Por um lado, dispositivos de regulação estatal buscam estabelecer e estabilizar as trajetórias de destinação de veículos em fim de vida útil. Por outro, eles também são referentes para a conformação de linhas de fuga. Grande parte dos veículos em fim de vida útil na França, por exemplo, acaba sendo destinada não a Centres VHU instituídos, mas a “ferros-velhos ilegais”.9 Estes ferros-velhos representariam um problema por diversos motivos, como o desrespeito a procedimentos legalmente instituídos, o descarte irregular de resíduos e a poluição, a competição desleal com Centres VHU formalizados e a “conexão com mercados ilegais”. Outra destinação econômica possível para esses veículos é a exportação para países da Europa Oriental ou até mesmo para o continente africano. A principal rota de exportação de veículos europeus para a África, incluindo veículos franceses, seria via porto de Antuérpia, na Bélgica (que, cabe pontuar, também é uma rota importante para a entrada de cocaína no continente europeu). Na capital do país, Bruxelas, regiões inteiras são ocupadas por diversas empresas que exploram esse mercado – de pequenas garagens a grandes empreendimentos, com grandes escritórios e pátios enormes capazes de abrigar centenas de veículos.

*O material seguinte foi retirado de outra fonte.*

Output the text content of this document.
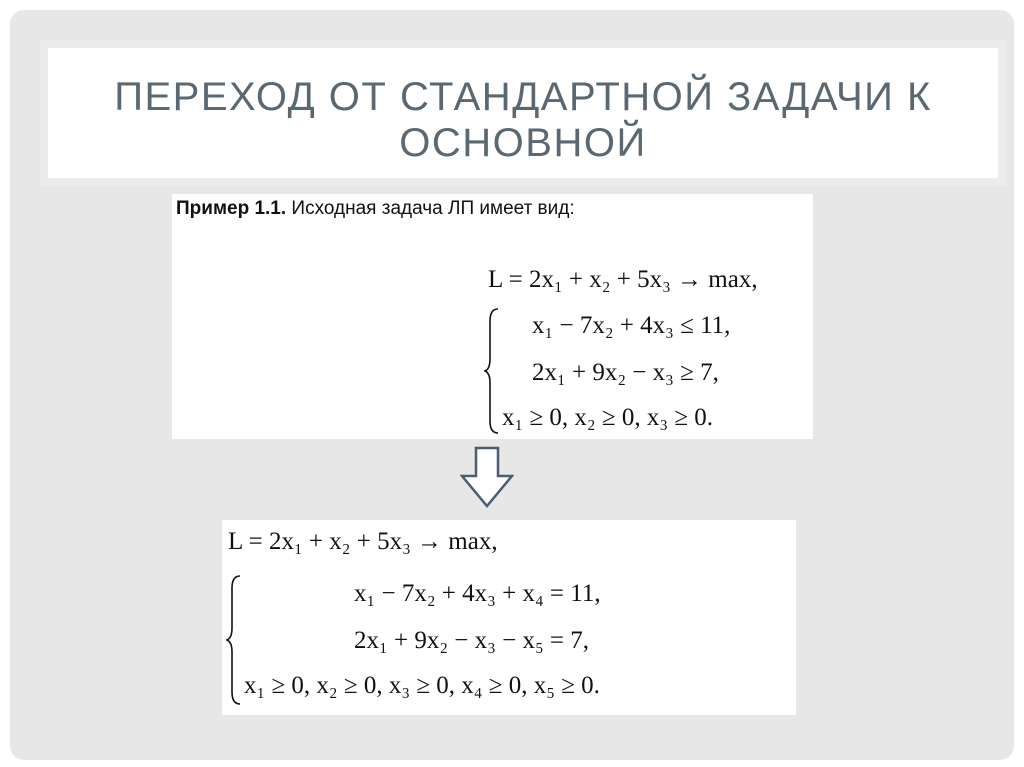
ПЕРЕХОД ОТ СТАНДАРТНОЙ ЗАДАЧИ К
ОСНОВНОЙ
Пример 1.1. Исходная задача ЛП имеет вид:
L = 2x₁ + x₂ + 5x₃ → max,
x₁ − 7x₂ + 4x₃ ≤ 11,
2x₁ + 9x₂ − x₃ ≥ 7,
x₁ ≥ 0, x₂ ≥ 0, x₃ ≥ 0.
L = 2x₁ + x₂ + 5x₃ → max,
x₁ − 7x₂ + 4x₃ + x₄ = 11,
2x₁ + 9x₂ − x₃ − x₅ = 7,
x₁ ≥ 0, x₂ ≥ 0, x₃ ≥ 0, x₄ ≥ 0, x₅ ≥ 0.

O comércio de autopeças usadas em Abossey Okai e a importação de veículos em fim de vida útil em Gana10
Estamos agora muito distantes de Saint-Denis. Estamos no bairro de Abossey Okai, em Acra, capital de Gana. Nas ruas estreitas e não asfaltadas que cortam a região, vemos uma enorme quantidade e diversidade de peças automotivas, acumuladas no interior ou nas fachadas dos imóveis, empilhadas e penduradas em prateleiras de madeira dispostas na rua. O fluxo de pessoas e carros é intenso. Clientes de diversas regiões, algumas muito distantes, vão àquele lugar para comprar autopeças usadas. A região é um importante hub desse mercado na África Ocidental. Em um dado momento, no meio da confusão, observamos um caminhão com um contêiner, que chegava diretamente do Porto de Tema, passar pela multidão. O contêiner se abre. Quatro homens jovens, contratados por diária, aproximam-se dele, munidos de um carrinho de transporte bastante velho e de uma chapa de ferro improvisada como rampa, e começam a descarregá-lo. O contêiner traz motores, que são colocados no chão, no meio da rua, para que lojistas da região possam analisá-los.

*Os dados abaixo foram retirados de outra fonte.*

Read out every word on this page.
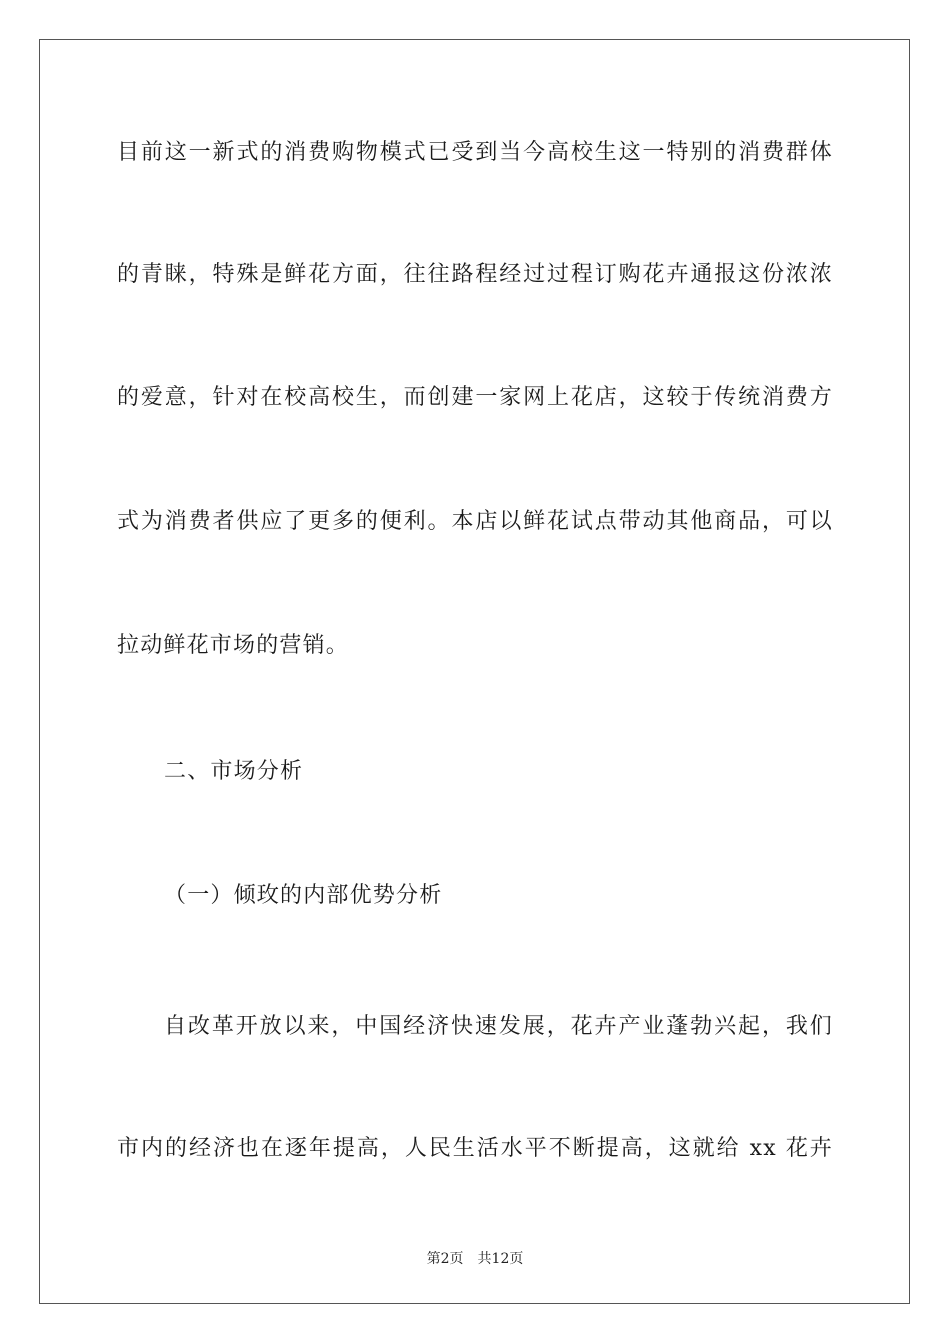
目前这一新式的消费购物模式已受到当今高校生这一特别的消费群体
的青睐，特殊是鲜花方面，往往路程经过过程订购花卉通报这份浓浓
的爱意，针对在校高校生，而创建一家网上花店，这较于传统消费方
式为消费者供应了更多的便利。本店以鲜花试点带动其他商品，可以
拉动鲜花市场的营销。
二、市场分析
（一）倾玫的内部优势分析
自改革开放以来，中国经济快速发展，花卉产业蓬勃兴起，我们
市内的经济也在逐年提高，人民生活水平不断提高，这就给 xx 花卉
第2页 共12页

Por vezes, os contêineres vindos do porto carregam também veículos inteiros, geralmente antigos ou batidos. As importações de veículos e de peças usadas são economias intimamente conectadas. A reparação e revenda de veículos usados em Gana demanda disponibilidade de peças, como as comercializadas cotidianamente em Abossey Okai. Veículos que, por motivos legais, técnicos ou econômicos, não poderão mais circular em seus territórios de origem, podem ser exportados para Gana, onde poderão novamente ser consumidos como “veículos funcionais”. Se a reciclagem é uma economia que permite a requalificação e a revaloração de veículos sucateados e seus componentes, a possibilidade de reparação e de remanufatura possibilita que esses veículos se insiram em um regime de valor (Crang et al., 2012) completamente distinto, com enorme valorização.
Em nossa pesquisa na região de Abossey Okai, fomos guiados por Shawn, um homem de 32 anos, pai de quatro filhos. Ele entrou no ramo através do sogro, que comprou sua primeira lojinha de motores na região com o recurso obtido trabalhando como faxineiro em Madrid. Além do sogro, trabalha junto com um tio e um irmão. A loja é basicamente uma porta de garagem, onde ficam Shawn e seus parentes, e cerca de 50 motores em estoque. Ela integra uma associação de revendedores de peças. Nós visitamos essa associação, porém foi difícil falar com seu presidente. A todo momento, o homem falava no celular com algum parceiro de negócios, interrompendo a conversa. Ele era bastante ocupado, a economia é dinâmica ali. Os mercados de peças e veículos de segunda mão em Gana são altamente lucrativos. Para empreendedores como Shawn, eles representam oportunidade de grandes lucros, mesmo sem escolaridade ou treinamento formal. Para seus operadores menos qualificados, como os homens que descarregavam motores do contêiner vindo do porto de Tema, eles representam possibilidade de trabalho com rendimentos escassos. Para os consumidores, Abossey Okay representa a possibilidade de acesso a carros importados a preços mais acessíveis.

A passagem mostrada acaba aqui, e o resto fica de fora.